Personal information
- Nationality: Northern Irish
- Born: 13 April 1911 Belfast, Northern Ireland
- Died: 25 September 1994 (aged 83) Belfast, Northern Ireland

Sport
- Sport: Lawn bowls
- Club: Willowfield BC

Medal record
Representing Northern Ireland
National Championships
| Gold medal – first place | 1949 | pairs |
| Gold medal – first place | 1957 | pairs |
| Gold medal – first place | 1960 | fours |
| Gold medal – first place | 1961 | fours |

= George Best (bowls) =

Northern Irish lawn bowler

George Best (13 April 1911 – 25 September 1994), was an international lawn bowler from Northern Ireland who competed at the British Empire and Commonwealth Games (now Commonwealth Games).

== Biography ==
Best was first capped by Ireland at international level in 1946. He was a 21st president of the Willowfield Bowling Club of Belfast and was given the honour of re-opening the club's green at Gibson Park in April 1949.
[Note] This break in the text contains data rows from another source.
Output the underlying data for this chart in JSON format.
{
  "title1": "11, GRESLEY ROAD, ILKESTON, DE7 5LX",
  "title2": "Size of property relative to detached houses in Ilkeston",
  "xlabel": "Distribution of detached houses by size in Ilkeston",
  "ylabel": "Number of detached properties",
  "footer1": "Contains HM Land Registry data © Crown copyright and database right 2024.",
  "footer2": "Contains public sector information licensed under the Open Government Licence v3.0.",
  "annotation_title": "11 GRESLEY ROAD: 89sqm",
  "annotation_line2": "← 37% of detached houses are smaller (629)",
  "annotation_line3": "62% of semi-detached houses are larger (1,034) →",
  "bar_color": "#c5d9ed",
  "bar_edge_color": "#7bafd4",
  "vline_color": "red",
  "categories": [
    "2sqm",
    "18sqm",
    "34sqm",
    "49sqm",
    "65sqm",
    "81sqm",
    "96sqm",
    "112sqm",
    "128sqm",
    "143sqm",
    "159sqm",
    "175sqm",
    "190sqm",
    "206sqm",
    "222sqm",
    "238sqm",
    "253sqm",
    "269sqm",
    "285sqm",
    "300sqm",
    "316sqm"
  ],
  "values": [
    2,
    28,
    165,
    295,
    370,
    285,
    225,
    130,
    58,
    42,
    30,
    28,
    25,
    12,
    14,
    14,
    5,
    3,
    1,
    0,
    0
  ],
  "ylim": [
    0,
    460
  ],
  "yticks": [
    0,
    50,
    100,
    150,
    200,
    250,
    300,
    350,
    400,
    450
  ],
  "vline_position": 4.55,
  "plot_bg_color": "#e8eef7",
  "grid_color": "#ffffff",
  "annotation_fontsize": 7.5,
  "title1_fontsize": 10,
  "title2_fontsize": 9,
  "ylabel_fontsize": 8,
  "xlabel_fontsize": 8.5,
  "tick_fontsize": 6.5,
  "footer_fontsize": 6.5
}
It was also in 1949 that Best won the pairs championship of Ireland with Syd Thompson at the Irish National Bowls Championships and the duo won a second pairs title in 1957.

Best represented the 1958 Northern Irish team at the 1958 British Empire and Commonwealth Games in Cardiff, Wales in the fours event, with Gerry Crossey, Tom Henry and Jack Webb, where the team finished in eighth place.

Best and Thompson teamed up with William Greer and Fred Greer to win consecutive fours titles in 1960 and 1961. Also in 1961, Best was named captain of the Irish team for the 1961 internationals.

In 1962 he retired as honorary secretary of the Willowfield Club after nine years in the role. He was also the president of Linfield F.C. and died in 1994.